TEHRAN (AFP) — President Mahmoud Ahmadinejad warned on Tuesday that it was too late to stop Iran’s nuclear programme despite new efforts by Western powers to impose more UN sanctions against the Islamic republic.

“It is too late to stop the progress of Iran,” Ahmadinejad told reporters. “We have broken through to a new stage and it is too late to push us back.” At a typically defiant news conference, Ahmadinejad also warned the UN Security Council of the dangers of seeking to pressure Iran, telling the world body not to risk playing with a “lion’s tail”.

“We advise them not to indulge in child’s play…. They say that Iran is a lion sat down in a corner. And we tell them: Do not play with the lion’s tail.” His comments were the latest warning from Tehran it has no intention of yielding to UN demands to suspend uranium enrichment activities, despite Western pressure for a third UN sanctions resolution against Tehran.

Ahmadinejad also launched a withering attack against Western powers, which he accused of seeking to dominate other peoples of the world and sow division by invading and arming states.

“If the countries of the region unite, very certainly, the great powers will not be able to dominate the world,” he said at the news conference marking the 18th anniversary of the death of Iran’s revolutionary founder Ruhollah Khomeini.

Iran has infuriated the West by refusing to suspend uranium, a process Europe and the United States fear could be used to make nuclear weapons. Western countries are now openly calling for more UN sanctions against Tehran.
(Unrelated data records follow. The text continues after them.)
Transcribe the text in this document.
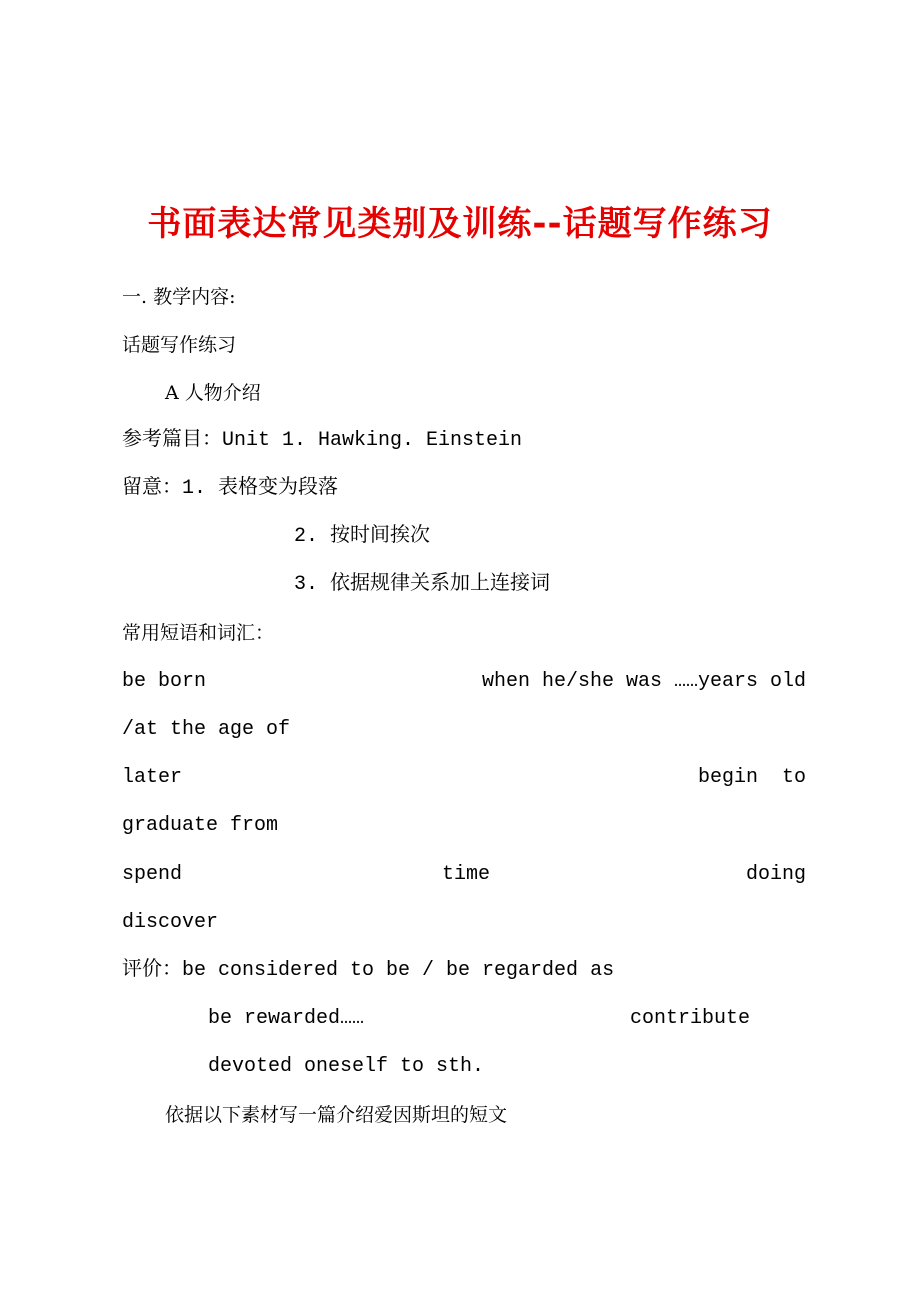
书面表达常见类别及训练--话题写作练习
一. 教学内容:
话题写作练习
A 人物介绍
参考篇目：Unit 1. Hawking. Einstein
留意：1. 表格变为段落
2. 按时间挨次
3. 依据规律关系加上连接词
常用短语和词汇：
be born	when he/she was ……years old
/at the age of
later	begin  to
graduate from
spend	time	doing
discover
评价：be considered to be / be regarded as
be rewarded……	contribute
devoted oneself to sth.
依据以下素材写一篇介绍爱因斯坦的短文
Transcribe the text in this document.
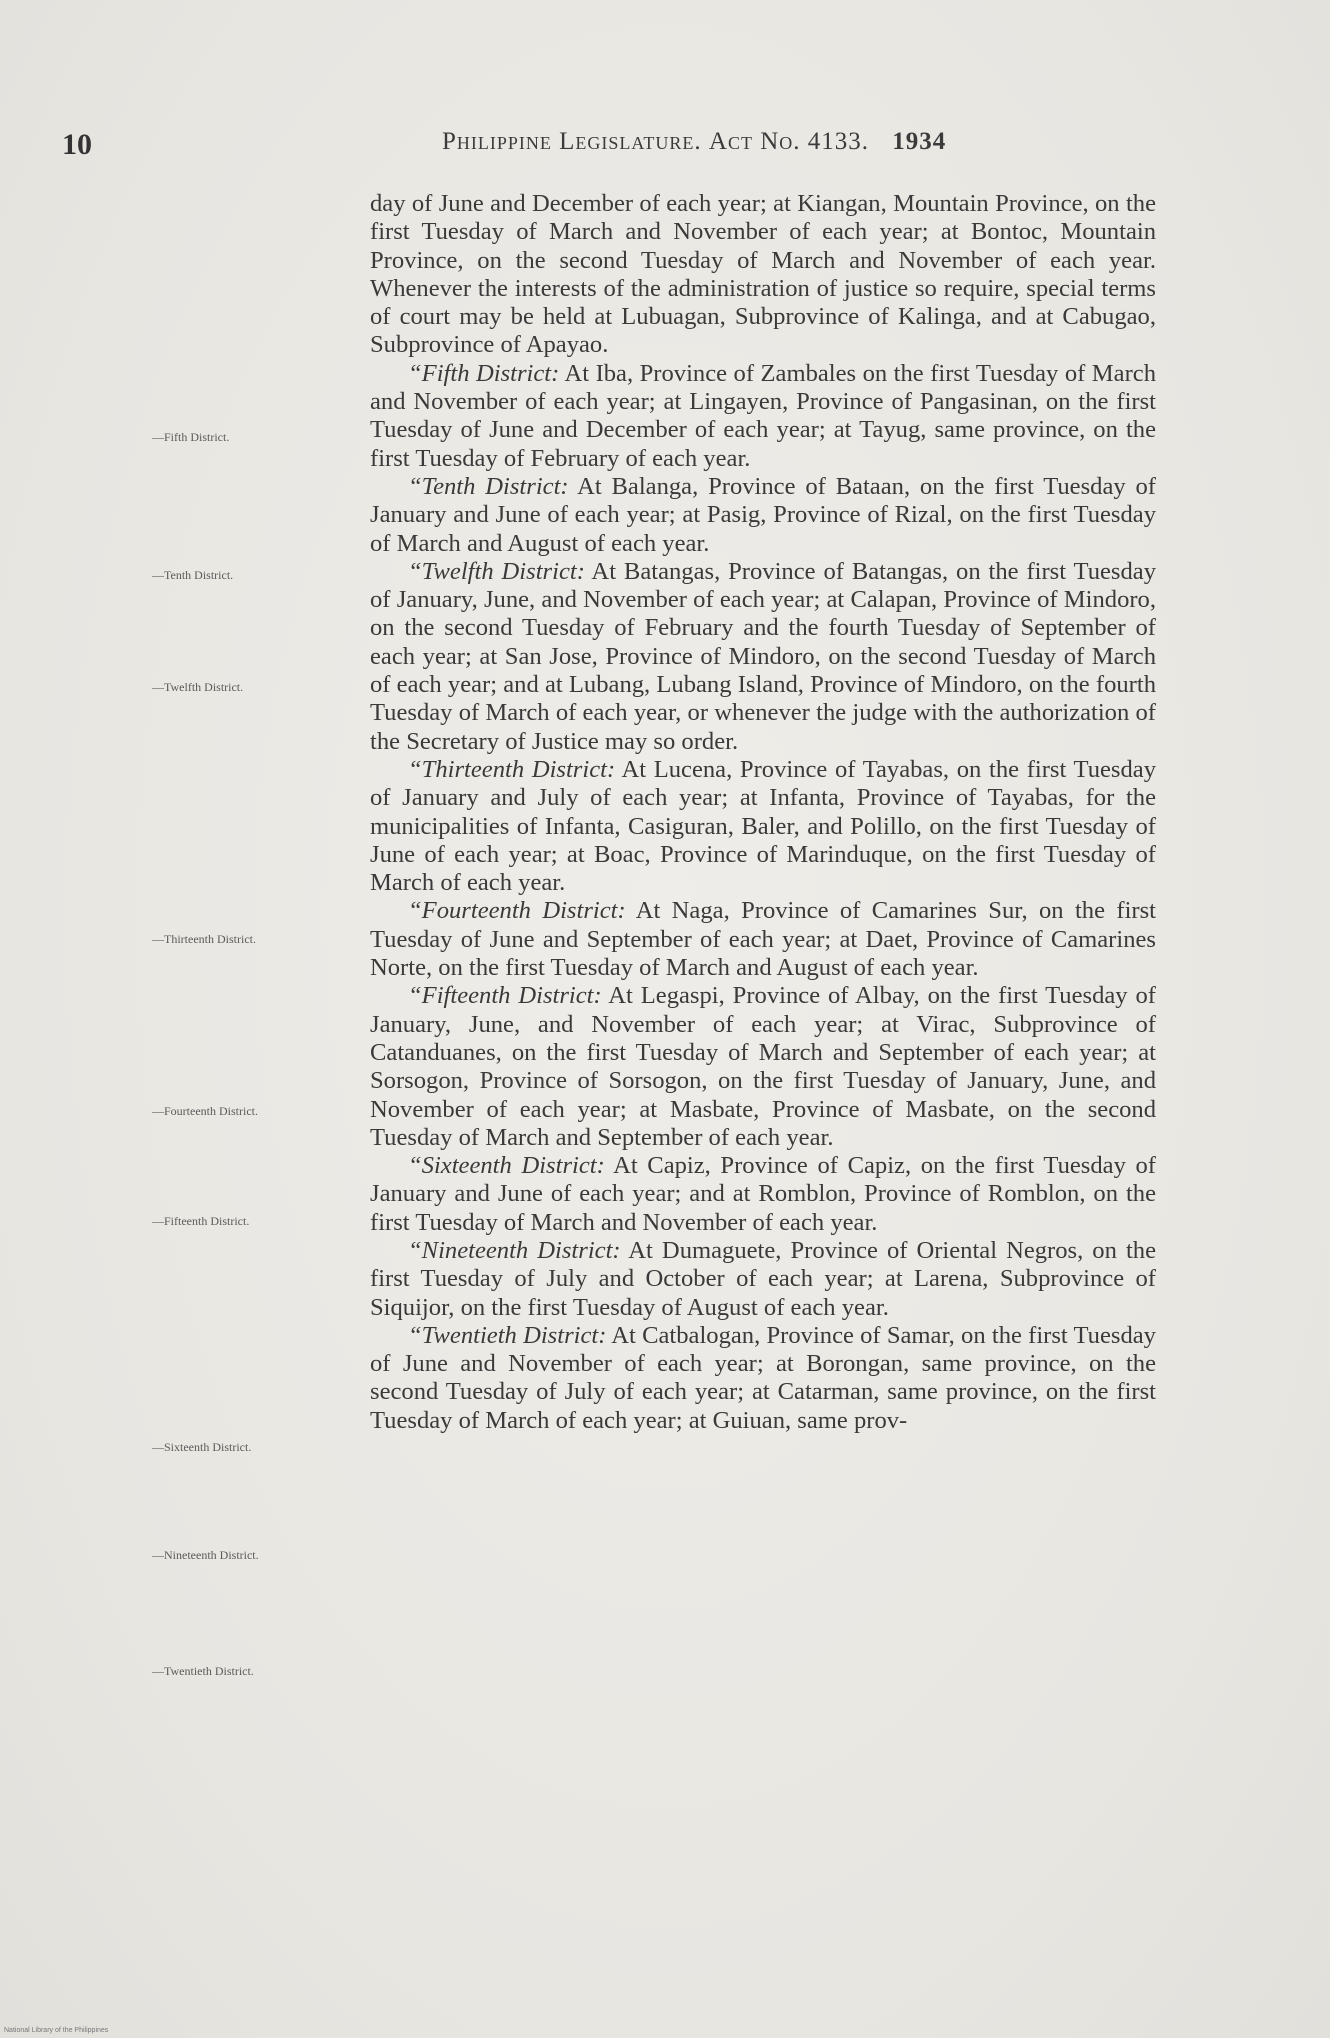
10	Philippine Legislature. Act No. 4133. 1934
—Fifth District.
—Tenth District.
—Twelfth District.
—Thirteenth District.
—Fourteenth District.
—Fifteenth District.
—Sixteenth District.
—Nineteenth District.
—Twentieth District.

day of June and December of each year; at Kiangan, Mountain Province, on the first Tuesday of March and November of each year; at Bontoc, Mountain Province, on the second Tuesday of March and November of each year. Whenever the interests of the administration of justice so require, special terms of court may be held at Lubuagan, Subprovince of Kalinga, and at Cabugao, Subprovince of Apayao.

“Fifth District: At Iba, Province of Zambales on the first Tuesday of March and November of each year; at Lingayen, Province of Pangasinan, on the first Tuesday of June and December of each year; at Tayug, same province, on the first Tuesday of February of each year.

“Tenth District: At Balanga, Province of Bataan, on the first Tuesday of January and June of each year; at Pasig, Province of Rizal, on the first Tuesday of March and August of each year.

“Twelfth District: At Batangas, Province of Batangas, on the first Tuesday of January, June, and November of each year; at Calapan, Province of Mindoro, on the second Tuesday of February and the fourth Tuesday of September of each year; at San Jose, Province of Mindoro, on the second Tuesday of March of each year; and at Lubang, Lubang Island, Province of Mindoro, on the fourth Tuesday of March of each year, or whenever the judge with the authorization of the Secretary of Justice may so order.

“Thirteenth District: At Lucena, Province of Tayabas, on the first Tuesday of January and July of each year; at Infanta, Province of Tayabas, for the municipalities of Infanta, Casiguran, Baler, and Polillo, on the first Tuesday of June of each year; at Boac, Province of Marinduque, on the first Tuesday of March of each year.

“Fourteenth District: At Naga, Province of Camarines Sur, on the first Tuesday of June and September of each year; at Daet, Province of Camarines Norte, on the first Tuesday of March and August of each year.

“Fifteenth District: At Legaspi, Province of Albay, on the first Tuesday of January, June, and November of each year; at Virac, Subprovince of Catanduanes, on the first Tuesday of March and September of each year; at Sorsogon, Province of Sorsogon, on the first Tuesday of January, June, and November of each year; at Masbate, Province of Masbate, on the second Tuesday of March and September of each year.

“Sixteenth District: At Capiz, Province of Capiz, on the first Tuesday of January and June of each year; and at Romblon, Province of Romblon, on the first Tuesday of March and November of each year.

“Nineteenth District: At Dumaguete, Province of Oriental Negros, on the first Tuesday of July and October of each year; at Larena, Subprovince of Siquijor, on the first Tuesday of August of each year.

“Twentieth District: At Catbalogan, Province of Samar, on the first Tuesday of June and November of each year; at Borongan, same province, on the second Tuesday of July of each year; at Catarman, same province, on the first Tuesday of March of each year; at Guiuan, same prov-

National Library of the Philippines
The Security Council has already imposed two sets of sanctions over the past half year targetting Iran’s ballistics and nuclear industries to punish its defiance.

Iran has repeatedly said it has no intention of suspending enrichment and is instead working on expanding the programme by installing hundreds of centrifuges at an underground plant in the central city of Natanz.

Talks between EU foreign policy chief Javier Solana and Iranian chief nuclear negotiator Ali Larijani last week ended without any breakthrough with both sides seemingly sticking defiantly to their positions.

In another apparent attempt to find common ground, Larijani was later Tuesday due to hold talks with German Foreign Minister Frank-Walter Steinmeier in Berlin just ahead of the   G-8 summit.

But it remains to be seen how the two sides could find agreement on the thorny question of enrichment.

US Secretary of State Condoleezza Rice has bluntly stated that the “only question” worth discussing is whether Iran was prepared to suspend.

Meanwhile, Ahmadinejad predicted that Washington would never be able to hurt the Islamic republic even though the United States has never ruled out military action to bring Iran to heel over its nuclear drive.

“For the past 28 years [since the 1979 Islamic revolution] this is what they have wanted but Iran is stronger than ever. The secret is to believe in God. Those who are for God are victorious.” The president once again chose to set out his vision of the world, saying that the era of “domination” by Iran’s Western enemies was coming to and end and would be replaced by a new era of “understanding”.

“With every day that passes, the enemy becomes more hideous and the years to come will see a strengthening of the forces of resistance in the region,” he said.